- O CNJ aprovou por unanimidade a criação do contracheque único para magistrados, visando transparência uniforme em todo o Judiciário brasileiro.
- A norma estabelece uma tabela remuneratória nacional única e obriga a emissão de um único documento de remuneração, com valor final batido na conta do juiz.
- Serão incluídas no contracheque as fontes de remuneração permitidas, como subsídio, verbas indenizatórias e auxílios autorizados pelo STF, limitados a trinta e cinco por cento do subsídio.
- A fiscalização ficará a cargo da Corregedoria Nacional de Justiça, com acesso em tempo real aos sistemas de pagamento; irregularidades podem levar a suspensão de pagamentos e devolução de valor.
- Tribunais terão sixty dias para adaptar sistemas de gestão e folha de pagamento, e a adoção do contracheque único startá na competência subsequente ao fim desse prazo.

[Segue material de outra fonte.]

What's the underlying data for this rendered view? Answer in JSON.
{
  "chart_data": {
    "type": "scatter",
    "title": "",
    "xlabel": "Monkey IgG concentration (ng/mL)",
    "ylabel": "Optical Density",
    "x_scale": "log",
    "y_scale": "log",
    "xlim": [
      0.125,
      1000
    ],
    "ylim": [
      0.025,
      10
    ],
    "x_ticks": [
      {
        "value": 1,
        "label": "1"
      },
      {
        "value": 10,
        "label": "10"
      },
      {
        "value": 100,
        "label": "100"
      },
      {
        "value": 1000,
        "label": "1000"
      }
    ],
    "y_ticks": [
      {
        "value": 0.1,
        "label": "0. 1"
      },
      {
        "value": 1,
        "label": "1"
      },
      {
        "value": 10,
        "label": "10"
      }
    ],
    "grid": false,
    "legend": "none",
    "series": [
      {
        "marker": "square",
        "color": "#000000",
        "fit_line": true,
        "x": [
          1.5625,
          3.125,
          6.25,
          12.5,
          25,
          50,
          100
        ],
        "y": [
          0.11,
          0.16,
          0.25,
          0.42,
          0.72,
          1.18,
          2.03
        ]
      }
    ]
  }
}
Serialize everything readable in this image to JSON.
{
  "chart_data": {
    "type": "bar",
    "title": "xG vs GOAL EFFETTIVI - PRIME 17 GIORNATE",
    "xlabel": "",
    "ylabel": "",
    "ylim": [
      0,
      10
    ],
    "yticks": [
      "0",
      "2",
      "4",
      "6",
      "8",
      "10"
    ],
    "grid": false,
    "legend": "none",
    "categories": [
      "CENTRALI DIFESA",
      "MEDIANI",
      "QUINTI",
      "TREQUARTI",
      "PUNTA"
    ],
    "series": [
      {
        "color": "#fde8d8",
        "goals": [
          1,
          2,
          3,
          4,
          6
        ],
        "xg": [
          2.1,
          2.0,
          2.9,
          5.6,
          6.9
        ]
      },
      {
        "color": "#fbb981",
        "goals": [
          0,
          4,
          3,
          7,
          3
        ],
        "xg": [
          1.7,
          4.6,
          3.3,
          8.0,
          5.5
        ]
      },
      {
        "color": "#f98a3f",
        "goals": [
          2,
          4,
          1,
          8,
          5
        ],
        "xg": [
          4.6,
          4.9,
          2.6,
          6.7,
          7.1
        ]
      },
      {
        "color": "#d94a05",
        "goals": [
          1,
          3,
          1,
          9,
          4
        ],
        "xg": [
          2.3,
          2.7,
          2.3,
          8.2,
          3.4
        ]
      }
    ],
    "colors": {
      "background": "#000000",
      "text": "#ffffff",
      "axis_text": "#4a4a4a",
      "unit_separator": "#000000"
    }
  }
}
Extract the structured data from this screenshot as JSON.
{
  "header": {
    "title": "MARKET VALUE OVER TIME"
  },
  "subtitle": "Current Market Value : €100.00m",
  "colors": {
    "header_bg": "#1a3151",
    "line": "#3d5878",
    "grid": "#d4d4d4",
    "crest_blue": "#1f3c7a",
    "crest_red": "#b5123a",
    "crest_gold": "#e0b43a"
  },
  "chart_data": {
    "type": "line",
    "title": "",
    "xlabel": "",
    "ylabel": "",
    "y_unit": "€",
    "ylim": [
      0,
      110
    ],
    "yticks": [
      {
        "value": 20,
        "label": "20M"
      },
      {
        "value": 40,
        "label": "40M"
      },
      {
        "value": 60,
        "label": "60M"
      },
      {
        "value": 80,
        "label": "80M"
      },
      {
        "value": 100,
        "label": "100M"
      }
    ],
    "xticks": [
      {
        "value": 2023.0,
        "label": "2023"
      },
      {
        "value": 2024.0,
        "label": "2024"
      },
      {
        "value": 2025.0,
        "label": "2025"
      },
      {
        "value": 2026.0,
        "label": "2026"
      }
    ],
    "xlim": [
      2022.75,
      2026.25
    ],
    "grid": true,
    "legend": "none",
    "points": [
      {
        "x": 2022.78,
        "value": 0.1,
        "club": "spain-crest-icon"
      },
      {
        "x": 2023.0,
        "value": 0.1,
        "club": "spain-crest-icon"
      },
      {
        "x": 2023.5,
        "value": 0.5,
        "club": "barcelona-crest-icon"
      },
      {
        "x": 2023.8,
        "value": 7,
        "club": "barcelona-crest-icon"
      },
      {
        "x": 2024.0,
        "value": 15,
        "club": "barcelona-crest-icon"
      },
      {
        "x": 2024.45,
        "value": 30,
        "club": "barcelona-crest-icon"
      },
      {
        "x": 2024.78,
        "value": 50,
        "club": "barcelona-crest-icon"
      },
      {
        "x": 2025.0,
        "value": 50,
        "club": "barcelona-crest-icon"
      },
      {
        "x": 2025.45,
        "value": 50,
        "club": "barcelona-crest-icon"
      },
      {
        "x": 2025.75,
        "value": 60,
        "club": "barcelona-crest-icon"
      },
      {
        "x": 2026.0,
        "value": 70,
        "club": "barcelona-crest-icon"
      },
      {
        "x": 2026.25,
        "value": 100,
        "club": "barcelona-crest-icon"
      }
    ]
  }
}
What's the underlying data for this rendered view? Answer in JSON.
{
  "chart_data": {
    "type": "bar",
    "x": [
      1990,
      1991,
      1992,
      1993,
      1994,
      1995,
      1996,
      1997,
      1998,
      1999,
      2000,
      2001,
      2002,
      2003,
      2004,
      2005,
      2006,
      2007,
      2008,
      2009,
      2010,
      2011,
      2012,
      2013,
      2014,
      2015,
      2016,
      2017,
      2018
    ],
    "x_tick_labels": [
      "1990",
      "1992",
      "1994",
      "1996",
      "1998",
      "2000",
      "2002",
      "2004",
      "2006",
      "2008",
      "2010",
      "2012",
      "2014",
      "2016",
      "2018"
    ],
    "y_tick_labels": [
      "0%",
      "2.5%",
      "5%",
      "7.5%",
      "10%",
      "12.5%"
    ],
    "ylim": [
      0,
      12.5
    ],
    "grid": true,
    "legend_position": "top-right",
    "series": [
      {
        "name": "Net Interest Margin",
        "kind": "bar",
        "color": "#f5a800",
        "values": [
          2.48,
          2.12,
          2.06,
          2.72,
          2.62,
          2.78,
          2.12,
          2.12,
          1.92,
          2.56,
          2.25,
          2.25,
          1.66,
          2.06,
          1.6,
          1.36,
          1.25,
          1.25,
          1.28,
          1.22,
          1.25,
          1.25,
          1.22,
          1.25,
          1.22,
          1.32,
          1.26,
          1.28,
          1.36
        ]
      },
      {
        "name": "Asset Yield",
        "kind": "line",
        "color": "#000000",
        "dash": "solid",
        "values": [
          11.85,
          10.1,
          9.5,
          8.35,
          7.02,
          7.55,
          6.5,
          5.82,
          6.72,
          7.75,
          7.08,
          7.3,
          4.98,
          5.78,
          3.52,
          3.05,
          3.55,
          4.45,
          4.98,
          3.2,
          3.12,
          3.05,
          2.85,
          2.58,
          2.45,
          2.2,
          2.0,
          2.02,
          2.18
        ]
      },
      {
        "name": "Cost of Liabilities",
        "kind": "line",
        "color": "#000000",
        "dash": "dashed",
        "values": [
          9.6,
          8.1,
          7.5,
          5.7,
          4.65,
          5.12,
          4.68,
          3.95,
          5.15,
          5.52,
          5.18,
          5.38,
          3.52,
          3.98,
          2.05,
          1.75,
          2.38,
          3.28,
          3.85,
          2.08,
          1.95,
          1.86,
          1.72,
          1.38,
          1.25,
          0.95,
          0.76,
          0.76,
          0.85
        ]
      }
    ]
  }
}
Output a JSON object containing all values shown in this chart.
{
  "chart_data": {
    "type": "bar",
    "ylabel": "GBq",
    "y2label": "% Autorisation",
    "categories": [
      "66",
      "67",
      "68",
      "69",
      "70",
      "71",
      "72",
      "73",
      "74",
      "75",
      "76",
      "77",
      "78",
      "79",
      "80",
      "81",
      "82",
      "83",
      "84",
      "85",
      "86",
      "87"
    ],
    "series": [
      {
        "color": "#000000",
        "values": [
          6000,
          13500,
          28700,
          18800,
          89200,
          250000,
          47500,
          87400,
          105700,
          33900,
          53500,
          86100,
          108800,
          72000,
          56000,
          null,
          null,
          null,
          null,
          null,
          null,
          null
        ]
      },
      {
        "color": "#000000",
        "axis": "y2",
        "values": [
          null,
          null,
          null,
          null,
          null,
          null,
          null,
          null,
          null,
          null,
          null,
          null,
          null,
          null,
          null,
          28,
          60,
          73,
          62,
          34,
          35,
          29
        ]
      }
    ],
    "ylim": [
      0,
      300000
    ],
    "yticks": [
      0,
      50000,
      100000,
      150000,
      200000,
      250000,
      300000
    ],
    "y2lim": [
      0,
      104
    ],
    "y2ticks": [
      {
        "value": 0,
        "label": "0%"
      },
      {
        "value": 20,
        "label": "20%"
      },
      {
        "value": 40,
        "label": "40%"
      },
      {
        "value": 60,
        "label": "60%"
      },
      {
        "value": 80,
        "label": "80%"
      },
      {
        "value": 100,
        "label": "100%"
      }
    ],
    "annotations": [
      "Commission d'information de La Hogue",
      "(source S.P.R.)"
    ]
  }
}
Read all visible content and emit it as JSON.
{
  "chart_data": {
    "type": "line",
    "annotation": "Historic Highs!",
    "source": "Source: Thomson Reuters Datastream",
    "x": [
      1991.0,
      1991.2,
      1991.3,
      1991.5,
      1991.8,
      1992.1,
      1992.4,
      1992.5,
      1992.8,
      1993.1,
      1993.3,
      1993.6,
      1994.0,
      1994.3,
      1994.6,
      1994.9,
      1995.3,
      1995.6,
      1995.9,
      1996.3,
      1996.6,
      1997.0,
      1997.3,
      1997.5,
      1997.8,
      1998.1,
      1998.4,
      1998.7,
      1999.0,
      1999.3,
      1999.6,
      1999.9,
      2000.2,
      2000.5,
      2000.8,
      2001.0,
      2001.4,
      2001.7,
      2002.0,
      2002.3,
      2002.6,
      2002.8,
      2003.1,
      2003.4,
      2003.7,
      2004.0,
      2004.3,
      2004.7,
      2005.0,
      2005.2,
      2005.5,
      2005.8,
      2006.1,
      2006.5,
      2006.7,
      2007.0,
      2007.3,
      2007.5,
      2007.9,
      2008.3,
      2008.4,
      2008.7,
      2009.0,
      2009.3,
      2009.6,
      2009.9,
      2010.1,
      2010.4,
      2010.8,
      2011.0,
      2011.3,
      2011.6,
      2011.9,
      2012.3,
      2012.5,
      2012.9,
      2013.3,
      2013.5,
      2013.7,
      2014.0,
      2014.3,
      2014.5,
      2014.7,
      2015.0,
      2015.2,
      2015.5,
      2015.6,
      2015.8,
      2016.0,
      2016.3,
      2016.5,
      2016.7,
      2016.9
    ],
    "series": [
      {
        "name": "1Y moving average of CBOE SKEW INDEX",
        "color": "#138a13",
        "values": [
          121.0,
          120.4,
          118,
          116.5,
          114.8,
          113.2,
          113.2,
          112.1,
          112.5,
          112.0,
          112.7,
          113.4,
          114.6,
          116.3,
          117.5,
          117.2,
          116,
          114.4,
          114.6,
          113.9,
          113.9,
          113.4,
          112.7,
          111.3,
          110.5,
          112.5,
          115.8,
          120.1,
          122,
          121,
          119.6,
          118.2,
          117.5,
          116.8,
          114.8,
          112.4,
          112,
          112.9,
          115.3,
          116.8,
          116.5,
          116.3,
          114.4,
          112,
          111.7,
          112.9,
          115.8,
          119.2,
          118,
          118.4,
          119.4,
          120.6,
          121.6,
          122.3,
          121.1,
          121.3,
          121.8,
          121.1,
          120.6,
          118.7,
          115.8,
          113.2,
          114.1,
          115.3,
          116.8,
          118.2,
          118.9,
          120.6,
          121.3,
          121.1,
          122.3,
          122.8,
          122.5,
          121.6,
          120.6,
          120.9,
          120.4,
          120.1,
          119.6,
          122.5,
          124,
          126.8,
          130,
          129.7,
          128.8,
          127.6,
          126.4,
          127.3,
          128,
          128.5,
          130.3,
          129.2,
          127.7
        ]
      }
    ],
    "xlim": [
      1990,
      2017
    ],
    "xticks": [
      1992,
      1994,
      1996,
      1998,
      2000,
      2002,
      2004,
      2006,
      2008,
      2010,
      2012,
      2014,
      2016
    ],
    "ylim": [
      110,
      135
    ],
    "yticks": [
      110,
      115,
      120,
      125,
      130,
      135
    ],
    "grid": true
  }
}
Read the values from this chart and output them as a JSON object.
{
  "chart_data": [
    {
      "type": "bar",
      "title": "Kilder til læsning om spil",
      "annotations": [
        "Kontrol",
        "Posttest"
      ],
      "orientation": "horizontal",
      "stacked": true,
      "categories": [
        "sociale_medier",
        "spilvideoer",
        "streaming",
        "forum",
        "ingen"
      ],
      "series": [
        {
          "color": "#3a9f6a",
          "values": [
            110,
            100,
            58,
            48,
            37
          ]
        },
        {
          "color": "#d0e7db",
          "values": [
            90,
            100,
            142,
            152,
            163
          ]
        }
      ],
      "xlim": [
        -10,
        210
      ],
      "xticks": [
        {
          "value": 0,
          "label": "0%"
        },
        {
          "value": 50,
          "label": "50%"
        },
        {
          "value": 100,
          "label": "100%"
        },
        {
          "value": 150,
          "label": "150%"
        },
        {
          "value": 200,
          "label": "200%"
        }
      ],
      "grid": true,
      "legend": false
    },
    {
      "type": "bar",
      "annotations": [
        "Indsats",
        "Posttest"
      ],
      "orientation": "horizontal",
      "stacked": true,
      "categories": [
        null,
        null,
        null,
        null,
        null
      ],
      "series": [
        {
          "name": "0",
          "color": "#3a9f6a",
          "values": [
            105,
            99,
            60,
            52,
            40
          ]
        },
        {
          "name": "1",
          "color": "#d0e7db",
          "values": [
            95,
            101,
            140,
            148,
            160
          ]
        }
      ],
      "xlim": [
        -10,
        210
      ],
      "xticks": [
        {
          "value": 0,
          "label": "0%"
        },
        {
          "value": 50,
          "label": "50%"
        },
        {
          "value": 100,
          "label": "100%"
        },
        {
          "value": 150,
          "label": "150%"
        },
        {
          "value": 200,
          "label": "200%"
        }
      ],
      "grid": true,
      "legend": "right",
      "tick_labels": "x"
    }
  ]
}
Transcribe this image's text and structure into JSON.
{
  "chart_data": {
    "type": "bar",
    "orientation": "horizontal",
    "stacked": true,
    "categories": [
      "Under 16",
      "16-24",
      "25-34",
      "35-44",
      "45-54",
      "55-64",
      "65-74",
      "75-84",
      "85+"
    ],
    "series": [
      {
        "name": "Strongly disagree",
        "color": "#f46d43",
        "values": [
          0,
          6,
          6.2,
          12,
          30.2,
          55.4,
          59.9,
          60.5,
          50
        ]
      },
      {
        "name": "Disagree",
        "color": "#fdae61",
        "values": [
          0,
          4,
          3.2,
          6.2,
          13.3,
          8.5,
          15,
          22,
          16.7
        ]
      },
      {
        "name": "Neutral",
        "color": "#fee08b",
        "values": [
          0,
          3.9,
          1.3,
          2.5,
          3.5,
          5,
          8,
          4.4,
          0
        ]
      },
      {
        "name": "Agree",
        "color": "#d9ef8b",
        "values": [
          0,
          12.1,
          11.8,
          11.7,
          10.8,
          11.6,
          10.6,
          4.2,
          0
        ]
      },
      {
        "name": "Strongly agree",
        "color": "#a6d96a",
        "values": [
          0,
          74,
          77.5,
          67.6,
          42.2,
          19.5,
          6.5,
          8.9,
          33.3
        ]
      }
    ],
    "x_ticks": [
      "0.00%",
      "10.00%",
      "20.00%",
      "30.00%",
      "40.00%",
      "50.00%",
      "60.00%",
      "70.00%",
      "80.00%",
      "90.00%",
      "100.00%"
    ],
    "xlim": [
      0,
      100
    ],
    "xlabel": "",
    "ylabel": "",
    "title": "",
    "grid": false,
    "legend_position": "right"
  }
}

O CNJ aprovou por unanimidade uma resolução que institui o contracheque único para toda a magistratura brasileira. A medida, proposta pelo presidente do CNJ e do STF, Edson Fachin, visa padronizar a transparência remuneratória do Judiciário.
A norma determina a emissão de um único documento oficial de remuneração para magistrados de todos os órgãos. Fica proibida a existência de pagamentos fragmentados em folhas suplementares ou vários contracheques.
O contracheque único deverá consolidar, de forma integral e padronizada, todas as verbas recebidas pelo magistrado. O valor divulgado precisa espelhar exatamente o depositado na conta, segundo a resolução.
Cada juiz receberá mensalmente um contracheque, em formato físico ou eletrônico. O texto também cria a Tabela Remuneratória Unificada, substituindo as centenas de rubricas atuais por uma taxonomia nacional.
Entre as verbas listadas estão o subsídio, verbas indenizatórias e auxílios autorizados pelo STF, como diárias, ajuda de custo por mudança de domicílio, indenização de férias não gozadas, gratificação por exercícios cumulativos e parcela de antiguidade.
Benefícios indenizatórios ficam limitados a 35% do subsídio. Partes excluídas do teto, como 13º salário, terço de férias e abono de permanência previdenciário, deverão constar de forma discriminada no contracheque.
A norma proíbe criação de verbas sem autorização legal ou o uso de nomenclaturas para mascarar pagamentos. Também impede descrições alternativas que dificultem a verificação.
A fiscalização caberá à Corregedoria Nacional de Justiça, com acesso em tempo real às folhas de pagamento. Em casos de irregularidade, poderão ser suspensos pagamentos e devolvidos valores.
Tribunais terão 60 dias, a contar da publicação, para adaptar seus sistemas. A transição para o contracheque único deverá ocorrer já na competência seguinte ao fim desse prazo.